Budget 2025: Aims for expansion in consumption demand through tax reforms
With the aim to give relief to the middle class population of India and to also boost consumption and savings in the country, the finance ministry declared tax relief to income upto Rs. 12.75 lakh in the Budget 2025. Consumption is one of the important factors for the growth of the country.
Many reforms were taken into consideration in the current budget which ranges from boost to the agricultural sector, MSMEs, electronics, leather and toy industry. However, the one which gained the most significance was implementation of tax relief reform. It came with the idea to increase the disposable income of the consumer which in turn will expand consumption levels in the economy. This relief is expected to result in a reduction of higher than 100,000 crore of direct tax collection.
Along with reduction in taxes, the government focuses on capital expenditure of about Rs. 11.2 lakh crore for the financial year 2026. It aims to reduce fiscal deficit and bring fiscal consolidation in the economy.
The government aims to take steps for boosting consumption demand in both urban and rural areas.
Elimination of Generation disparity
The tax reforms by raising the limits for both tax collection and tax deduction have resulted in benefits for different generations of the population. It is able to address the demands and needs of different ranges of population. The tax exemption turned out to be good for both landlords and the senior citizen population in the country due to the rise in the tax deductions limit. For instance, the senior citizen can avail benefits from interest income till Rs. 1 lakh , which is present only Rs. 50,000 without tax deductions. It will not only give senior citizen population more money for use but also increase deposit and enhance credit to deposit ratio of Indian banks.
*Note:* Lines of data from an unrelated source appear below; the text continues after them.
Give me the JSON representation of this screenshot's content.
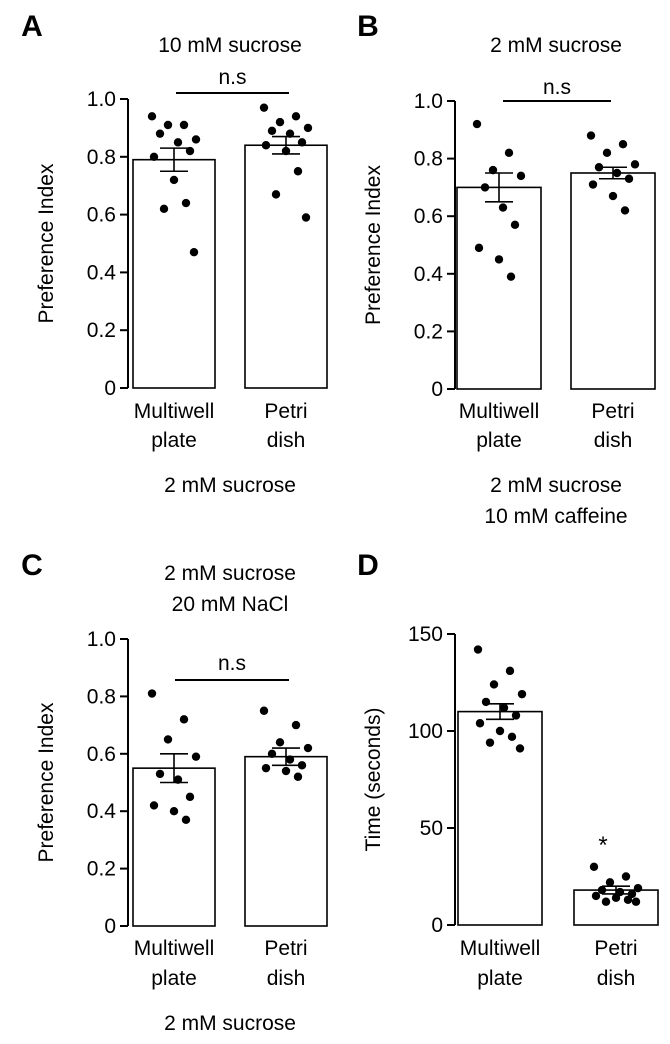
{
  "chart_data": [
    {
      "type": "bar",
      "panel": "A",
      "title": [
        "10 mM sucrose"
      ],
      "ylabel": "Preference Index",
      "xlabel": "",
      "ylim": [
        0,
        1.0
      ],
      "yticks": [
        0,
        0.2,
        0.4,
        0.6,
        0.8,
        1.0
      ],
      "ytick_labels": [
        "0",
        "0.2",
        "0.4",
        "0.6",
        "0.8",
        "1.0"
      ],
      "categories": [
        [
          "Multiwell",
          "plate"
        ],
        [
          "Petri",
          "dish"
        ]
      ],
      "values": [
        0.79,
        0.84
      ],
      "sem": [
        0.04,
        0.03
      ],
      "points": [
        [
          0.94,
          0.91,
          0.91,
          0.86,
          0.88,
          0.85,
          0.82,
          0.8,
          0.72,
          0.64,
          0.62,
          0.47
        ],
        [
          0.97,
          0.94,
          0.92,
          0.9,
          0.89,
          0.88,
          0.85,
          0.84,
          0.82,
          0.75,
          0.67,
          0.59
        ]
      ],
      "significance": "n.s",
      "condition": [
        "2 mM sucrose"
      ]
    },
    {
      "type": "bar",
      "panel": "B",
      "title": [
        "2 mM sucrose"
      ],
      "ylabel": "Preference Index",
      "xlabel": "",
      "ylim": [
        0,
        1.0
      ],
      "yticks": [
        0,
        0.2,
        0.4,
        0.6,
        0.8,
        1.0
      ],
      "ytick_labels": [
        "0",
        "0.2",
        "0.4",
        "0.6",
        "0.8",
        "1.0"
      ],
      "categories": [
        [
          "Multiwell",
          "plate"
        ],
        [
          "Petri",
          "dish"
        ]
      ],
      "values": [
        0.7,
        0.75
      ],
      "sem": [
        0.05,
        0.02
      ],
      "points": [
        [
          0.92,
          0.82,
          0.76,
          0.74,
          0.7,
          0.63,
          0.57,
          0.49,
          0.45,
          0.39
        ],
        [
          0.88,
          0.85,
          0.82,
          0.78,
          0.77,
          0.75,
          0.73,
          0.71,
          0.67,
          0.62
        ]
      ],
      "significance": "n.s",
      "condition": [
        "2 mM sucrose",
        "10 mM caffeine"
      ]
    },
    {
      "type": "bar",
      "panel": "C",
      "title": [
        "2 mM sucrose",
        "20 mM NaCl"
      ],
      "ylabel": "Preference Index",
      "xlabel": "",
      "ylim": [
        0,
        1.0
      ],
      "yticks": [
        0,
        0.2,
        0.4,
        0.6,
        0.8,
        1.0
      ],
      "ytick_labels": [
        "0",
        "0.2",
        "0.4",
        "0.6",
        "0.8",
        "1.0"
      ],
      "categories": [
        [
          "Multiwell",
          "plate"
        ],
        [
          "Petri",
          "dish"
        ]
      ],
      "values": [
        0.55,
        0.59
      ],
      "sem": [
        0.05,
        0.03
      ],
      "points": [
        [
          0.81,
          0.72,
          0.65,
          0.59,
          0.53,
          0.51,
          0.45,
          0.42,
          0.4,
          0.37
        ],
        [
          0.75,
          0.7,
          0.64,
          0.62,
          0.6,
          0.58,
          0.56,
          0.55,
          0.54,
          0.52
        ]
      ],
      "significance": "n.s",
      "condition": [
        "2 mM sucrose"
      ]
    },
    {
      "type": "bar",
      "panel": "D",
      "title": [],
      "ylabel": "Time (seconds)",
      "xlabel": "",
      "ylim": [
        0,
        150
      ],
      "yticks": [
        0,
        50,
        100,
        150
      ],
      "ytick_labels": [
        "0",
        "50",
        "100",
        "150"
      ],
      "categories": [
        [
          "Multiwell",
          "plate"
        ],
        [
          "Petri",
          "dish"
        ]
      ],
      "values": [
        110,
        18
      ],
      "sem": [
        4,
        2
      ],
      "points": [
        [
          142,
          131,
          124,
          119,
          115,
          112,
          108,
          104,
          100,
          97,
          94,
          91
        ],
        [
          30,
          25,
          22,
          19,
          18,
          17,
          16,
          15,
          14,
          13,
          12,
          12
        ]
      ],
      "significance": "*",
      "condition": []
    }
  ]
}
In case of landlords, it gives tax exemption rise to 6 lakh compared to current Rs. 2.4 lakh annually. It will boost the rental market in the country, particularly metro cities around India.
It is helpful for parents sending their wards to foreign countries for acquiring education and for travellers also due to the rise in the limit of tax collection. The changes are made in the liberalised remittance scheme as a rise in tax on Rs. 10 lakh which is currently Rs. 7 lakh. In the current budget, tax on education loans are eliminated completely.
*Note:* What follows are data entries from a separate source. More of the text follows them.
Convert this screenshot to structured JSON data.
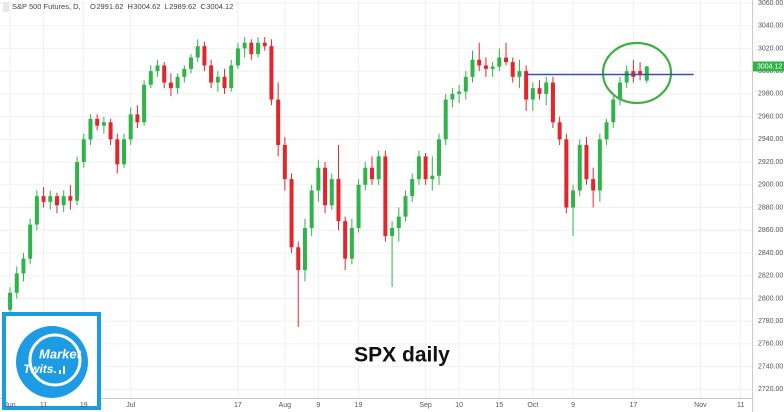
{
  "chart_data": {
    "type": "candlestick",
    "title": "S&P 500 Futures, D,",
    "ohlc_labels": [
      "O",
      "H",
      "L",
      "C"
    ],
    "annotation": "SPX daily",
    "logo": [
      "Market",
      "Twits."
    ],
    "up_color": "#2fb449",
    "down_color": "#e4252b",
    "level_line": {
      "value": 2997,
      "x": [
        77,
        102
      ],
      "color": "#3b4fb0"
    },
    "grid": true,
    "xlim": [
      -1.5,
      110.7
    ],
    "xticks": [
      {
        "value": 0,
        "label": "Jun"
      },
      {
        "value": 5,
        "label": "11"
      },
      {
        "value": 11,
        "label": "19"
      },
      {
        "value": 18,
        "label": "Jul"
      },
      {
        "value": 34,
        "label": "17"
      },
      {
        "value": 41,
        "label": "Aug"
      },
      {
        "value": 46,
        "label": "9"
      },
      {
        "value": 52,
        "label": "19"
      },
      {
        "value": 62,
        "label": "Sep"
      },
      {
        "value": 67,
        "label": "10"
      },
      {
        "value": 73,
        "label": "15"
      },
      {
        "value": 78,
        "label": "Oct"
      },
      {
        "value": 84,
        "label": "9"
      },
      {
        "value": 93,
        "label": "17"
      },
      {
        "value": 103,
        "label": "Nov"
      },
      {
        "value": 109,
        "label": "11"
      }
    ],
    "ylim": [
      2712.4,
      3062.6
    ],
    "yticks": [
      {
        "value": 2720,
        "label": "2720.00"
      },
      {
        "value": 2740,
        "label": "2740.00"
      },
      {
        "value": 2760,
        "label": "2760.00"
      },
      {
        "value": 2780,
        "label": "2780.00"
      },
      {
        "value": 2800,
        "label": "2800.00"
      },
      {
        "value": 2820,
        "label": "2820.00"
      },
      {
        "value": 2840,
        "label": "2840.00"
      },
      {
        "value": 2860,
        "label": "2860.00"
      },
      {
        "value": 2880,
        "label": "2880.00"
      },
      {
        "value": 2900,
        "label": "2900.00"
      },
      {
        "value": 2920,
        "label": "2920.00"
      },
      {
        "value": 2940,
        "label": "2940.00"
      },
      {
        "value": 2960,
        "label": "2960.00"
      },
      {
        "value": 2980,
        "label": "2980.00"
      },
      {
        "value": 3000,
        "label": "3000.00"
      },
      {
        "value": 3020,
        "label": "3020.00"
      },
      {
        "value": 3040,
        "label": "3040.00"
      },
      {
        "value": 3060,
        "label": "3060.00"
      }
    ],
    "open": [
      2790,
      2805,
      2822,
      2835,
      2865,
      2890,
      2885,
      2890,
      2882,
      2890,
      2886,
      2920,
      2940,
      2958,
      2952,
      2955,
      2940,
      2918,
      2940,
      2962,
      2955,
      2988,
      3000,
      3005,
      2990,
      2985,
      2995,
      3002,
      3012,
      3022,
      3005,
      2990,
      2995,
      2985,
      3005,
      3020,
      3025,
      3015,
      3025,
      3022,
      2975,
      2935,
      2905,
      2845,
      2825,
      2862,
      2895,
      2915,
      2882,
      2905,
      2868,
      2835,
      2862,
      2900,
      2915,
      2905,
      2925,
      2855,
      2862,
      2872,
      2890,
      2905,
      2925,
      2905,
      2908,
      2940,
      2975,
      2980,
      2982,
      2995,
      3010,
      3005,
      3002,
      3004,
      3012,
      3008,
      2995,
      3000,
      2975,
      2985,
      2980,
      2990,
      2955,
      2940,
      2880,
      2895,
      2935,
      2905,
      2895,
      2940,
      2955,
      2975,
      2990,
      3000,
      3000,
      2991.62
    ],
    "high": [
      2810,
      2828,
      2840,
      2870,
      2895,
      2898,
      2895,
      2893,
      2895,
      2900,
      2925,
      2945,
      2962,
      2962,
      2960,
      2958,
      2945,
      2945,
      2968,
      2970,
      2992,
      3005,
      3010,
      3008,
      2998,
      2998,
      3005,
      3015,
      3028,
      3026,
      3010,
      3000,
      3002,
      3010,
      3025,
      3030,
      3028,
      3030,
      3030,
      3028,
      2990,
      2942,
      2910,
      2850,
      2870,
      2900,
      2922,
      2920,
      2910,
      2935,
      2872,
      2870,
      2905,
      2920,
      2925,
      2930,
      2930,
      2868,
      2880,
      2895,
      2910,
      2930,
      2928,
      2925,
      2945,
      2980,
      2985,
      2988,
      3000,
      3018,
      3025,
      3012,
      3008,
      3020,
      3025,
      3012,
      3010,
      3005,
      2990,
      2992,
      2995,
      2995,
      2960,
      2945,
      2900,
      2940,
      2942,
      2915,
      2945,
      2958,
      2978,
      2995,
      3005,
      3010,
      3008,
      3004.62
    ],
    "low": [
      2785,
      2800,
      2815,
      2830,
      2860,
      2880,
      2878,
      2875,
      2876,
      2878,
      2882,
      2915,
      2935,
      2948,
      2945,
      2935,
      2910,
      2915,
      2935,
      2950,
      2952,
      2985,
      2995,
      2985,
      2978,
      2980,
      2990,
      2998,
      3008,
      3000,
      2985,
      2982,
      2980,
      2982,
      3002,
      3012,
      3010,
      3012,
      3018,
      2970,
      2925,
      2895,
      2840,
      2775,
      2815,
      2855,
      2885,
      2875,
      2878,
      2860,
      2825,
      2830,
      2858,
      2895,
      2900,
      2900,
      2850,
      2810,
      2850,
      2868,
      2885,
      2900,
      2900,
      2895,
      2900,
      2935,
      2968,
      2972,
      2975,
      2990,
      3000,
      2995,
      2995,
      3000,
      3005,
      2990,
      2985,
      2965,
      2965,
      2975,
      2970,
      2950,
      2935,
      2875,
      2855,
      2890,
      2900,
      2880,
      2885,
      2935,
      2950,
      2970,
      2985,
      2990,
      2992,
      2989.62
    ],
    "close": [
      2805,
      2822,
      2835,
      2865,
      2890,
      2885,
      2890,
      2882,
      2890,
      2886,
      2920,
      2940,
      2958,
      2952,
      2955,
      2940,
      2918,
      2940,
      2962,
      2955,
      2988,
      3000,
      3005,
      2990,
      2985,
      2995,
      3002,
      3012,
      3022,
      3005,
      2990,
      2995,
      2985,
      3005,
      3020,
      3025,
      3015,
      3025,
      3022,
      2975,
      2935,
      2905,
      2845,
      2825,
      2862,
      2895,
      2915,
      2882,
      2905,
      2868,
      2835,
      2862,
      2900,
      2915,
      2905,
      2925,
      2855,
      2862,
      2872,
      2890,
      2905,
      2925,
      2905,
      2908,
      2940,
      2975,
      2980,
      2982,
      2995,
      3010,
      3005,
      3002,
      3004,
      3012,
      3008,
      2995,
      3000,
      2975,
      2985,
      2980,
      2990,
      2955,
      2940,
      2880,
      2895,
      2935,
      2905,
      2895,
      2940,
      2955,
      2975,
      2990,
      3000,
      2995,
      2997,
      3004.12
    ]
  }
}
Also, more people are expected to opt for the new tax regime which is anticipated to be 63 million for the financial year 2025 and higher in the upcoming financial year 2026.
Impact of the tax relief
High disposable incomes encourage the purchasing power of the consumers in the economy. Its benefits to the population is better accessibility to expensive healthcare facilities and education, and also to essential commodities.
It will promote growth of major sectors like Hospitality, Auto, Travel and Leisure, FMCG and Automobile. It will also bring growth in the BFSI sectors in terms of credit creation and credit cards.
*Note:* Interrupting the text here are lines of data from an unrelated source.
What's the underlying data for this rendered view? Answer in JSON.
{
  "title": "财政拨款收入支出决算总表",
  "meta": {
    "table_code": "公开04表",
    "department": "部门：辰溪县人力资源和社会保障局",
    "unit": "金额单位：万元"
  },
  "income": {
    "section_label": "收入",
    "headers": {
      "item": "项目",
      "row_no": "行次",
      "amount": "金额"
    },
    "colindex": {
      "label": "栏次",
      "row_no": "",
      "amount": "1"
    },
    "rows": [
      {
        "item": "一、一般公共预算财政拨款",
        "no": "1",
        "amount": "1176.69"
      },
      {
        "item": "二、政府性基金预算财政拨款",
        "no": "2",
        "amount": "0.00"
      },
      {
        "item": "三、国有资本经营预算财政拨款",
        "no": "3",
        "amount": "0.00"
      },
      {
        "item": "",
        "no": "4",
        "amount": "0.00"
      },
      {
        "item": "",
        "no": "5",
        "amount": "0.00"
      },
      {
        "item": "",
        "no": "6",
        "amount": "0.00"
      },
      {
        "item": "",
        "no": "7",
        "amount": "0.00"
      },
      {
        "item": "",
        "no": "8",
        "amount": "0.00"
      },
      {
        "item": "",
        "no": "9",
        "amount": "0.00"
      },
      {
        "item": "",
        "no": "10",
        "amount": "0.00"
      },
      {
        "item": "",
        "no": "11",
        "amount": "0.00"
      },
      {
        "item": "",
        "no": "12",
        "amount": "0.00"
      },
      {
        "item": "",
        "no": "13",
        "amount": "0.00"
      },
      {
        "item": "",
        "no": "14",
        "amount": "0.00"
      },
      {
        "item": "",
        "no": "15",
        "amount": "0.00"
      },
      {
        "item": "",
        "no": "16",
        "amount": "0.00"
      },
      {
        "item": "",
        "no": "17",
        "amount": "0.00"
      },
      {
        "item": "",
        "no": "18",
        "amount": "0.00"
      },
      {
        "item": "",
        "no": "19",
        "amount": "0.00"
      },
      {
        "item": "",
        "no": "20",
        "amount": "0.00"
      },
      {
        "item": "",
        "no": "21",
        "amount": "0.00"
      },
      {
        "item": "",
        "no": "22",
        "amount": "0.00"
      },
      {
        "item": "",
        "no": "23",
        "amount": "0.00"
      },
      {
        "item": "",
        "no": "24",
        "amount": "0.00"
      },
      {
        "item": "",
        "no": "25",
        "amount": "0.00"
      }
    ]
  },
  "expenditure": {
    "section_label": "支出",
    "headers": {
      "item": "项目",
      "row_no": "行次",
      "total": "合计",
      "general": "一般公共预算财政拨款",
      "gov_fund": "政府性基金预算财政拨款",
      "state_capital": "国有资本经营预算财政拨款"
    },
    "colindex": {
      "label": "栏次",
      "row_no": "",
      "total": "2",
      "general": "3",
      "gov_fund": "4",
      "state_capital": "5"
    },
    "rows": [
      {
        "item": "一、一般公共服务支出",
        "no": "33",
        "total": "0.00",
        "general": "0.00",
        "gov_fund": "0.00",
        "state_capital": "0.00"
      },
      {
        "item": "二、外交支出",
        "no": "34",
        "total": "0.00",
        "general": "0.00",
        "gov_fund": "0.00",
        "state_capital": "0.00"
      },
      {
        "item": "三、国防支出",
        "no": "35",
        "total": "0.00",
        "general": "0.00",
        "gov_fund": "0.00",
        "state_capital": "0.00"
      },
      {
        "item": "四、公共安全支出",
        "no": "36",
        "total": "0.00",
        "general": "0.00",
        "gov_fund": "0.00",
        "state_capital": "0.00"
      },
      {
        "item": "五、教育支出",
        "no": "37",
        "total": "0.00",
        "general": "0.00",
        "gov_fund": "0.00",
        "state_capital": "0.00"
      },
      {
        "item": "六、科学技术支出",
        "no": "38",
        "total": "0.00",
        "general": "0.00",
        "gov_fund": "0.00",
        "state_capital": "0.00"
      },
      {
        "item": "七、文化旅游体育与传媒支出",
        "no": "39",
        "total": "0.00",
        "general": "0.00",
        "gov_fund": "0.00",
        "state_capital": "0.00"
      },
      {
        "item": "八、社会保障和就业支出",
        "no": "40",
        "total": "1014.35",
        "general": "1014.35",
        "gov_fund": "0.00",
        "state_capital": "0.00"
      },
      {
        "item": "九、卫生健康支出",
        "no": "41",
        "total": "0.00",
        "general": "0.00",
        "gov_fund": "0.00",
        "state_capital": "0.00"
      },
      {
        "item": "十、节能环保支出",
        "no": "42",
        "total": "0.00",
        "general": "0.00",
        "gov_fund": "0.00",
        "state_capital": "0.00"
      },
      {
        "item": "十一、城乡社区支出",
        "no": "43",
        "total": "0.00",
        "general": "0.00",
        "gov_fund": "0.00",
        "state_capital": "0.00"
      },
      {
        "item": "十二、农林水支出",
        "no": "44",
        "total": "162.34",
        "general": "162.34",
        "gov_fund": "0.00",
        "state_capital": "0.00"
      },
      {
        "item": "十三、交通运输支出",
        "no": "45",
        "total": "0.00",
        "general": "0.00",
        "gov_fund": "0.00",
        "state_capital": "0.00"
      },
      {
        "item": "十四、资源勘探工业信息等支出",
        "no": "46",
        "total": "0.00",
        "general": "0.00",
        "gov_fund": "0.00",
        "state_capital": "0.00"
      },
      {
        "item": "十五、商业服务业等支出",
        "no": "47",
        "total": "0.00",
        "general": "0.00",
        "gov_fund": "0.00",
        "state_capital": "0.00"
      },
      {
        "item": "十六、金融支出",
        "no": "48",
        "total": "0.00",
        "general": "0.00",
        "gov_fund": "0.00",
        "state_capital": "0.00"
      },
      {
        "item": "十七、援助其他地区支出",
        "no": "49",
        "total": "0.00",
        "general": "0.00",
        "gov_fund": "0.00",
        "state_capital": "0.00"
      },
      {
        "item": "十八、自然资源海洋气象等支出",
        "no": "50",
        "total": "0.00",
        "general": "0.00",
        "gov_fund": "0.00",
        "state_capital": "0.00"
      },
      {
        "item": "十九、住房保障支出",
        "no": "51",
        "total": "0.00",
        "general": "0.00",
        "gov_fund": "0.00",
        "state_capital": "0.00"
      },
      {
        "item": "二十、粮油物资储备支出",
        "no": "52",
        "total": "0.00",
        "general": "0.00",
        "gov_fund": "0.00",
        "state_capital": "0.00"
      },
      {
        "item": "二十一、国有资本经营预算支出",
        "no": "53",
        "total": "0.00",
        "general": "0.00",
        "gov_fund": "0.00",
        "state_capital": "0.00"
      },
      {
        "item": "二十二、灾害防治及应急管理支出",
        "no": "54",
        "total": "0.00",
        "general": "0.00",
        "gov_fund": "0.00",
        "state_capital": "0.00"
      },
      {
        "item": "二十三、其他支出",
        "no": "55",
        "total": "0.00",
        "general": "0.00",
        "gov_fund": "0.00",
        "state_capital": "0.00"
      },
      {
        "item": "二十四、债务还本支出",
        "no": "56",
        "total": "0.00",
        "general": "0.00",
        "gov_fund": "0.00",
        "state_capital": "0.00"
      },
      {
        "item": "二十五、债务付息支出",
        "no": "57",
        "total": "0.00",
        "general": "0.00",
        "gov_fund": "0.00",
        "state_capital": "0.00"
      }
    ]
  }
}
The staple firms are considered to mostly get the advantage of the expansion in disposable income. The reason for this is people shift towards purchasing important commodities. Along with this, consumer segments like liquor, quick service restaurants (QSR) and innerwear anticipated to observe a rise in consumption demand. The most significant one was relief to cigarette manufacturers due to no hike in taxation rates.
Challenges in the economy
The rise in disposable income can lead to change in the historical trend of tax-saving schemes. The current reform can certainly create a hike in consumption levels but it can also affect the growth of the economy in the long-run. The historical trend of NPS has indicated that it not only helps a person but also enhances the benefits of the nation.
Even though the reason behind taxation relaxation is to raise consumption level, the questions arise of whether consumers would really spend their incomes. In the scenario of tax cuts, the capex plan of the government slightly increased to about Rs. 11.2 lakh crore compared to previous capex of Rs. 11.1 lakh crore. It indicates restricted growth in capital goods and infrastructure sectors of India. Consumer-driven sectors is likely to earn more than infrastucture and capital goods sector. Reduction in capex does not promote growth in the economy like increase in capex does. Thus, reduction in capex is a more crucial subject for the economy than the relaxation of taxes for the population.
Impact on the market
In the trading session of the 2nd February, the consumption-driven stocks observed a surge in the market. Many investors believe that the rise in disposable income will lead to a hike in consumption level in consumer products, electronics, cars and other non-essential products.
In the market, Nifty Auto index and Nifty Realty index surged to 1.9 percent and 3.4 percent, respectively. Also, both the Consumer Durables index and FMCG index recorded a rise of around three percent. In contrast to this, the benchmark Nifty recorded a fall by 0.1 percent in the market.
In terms of stocks of the companies, the expansion in the stocks of Zomato and Dmart by 6.7 percent and 8.7 percent, respectively. Also, companies like Tata consumer, ITC, Bajaj Auto, Maruti Suzuki, and Eicher Motors recorded a rise in the market in the range of 3 percent to 5 percent.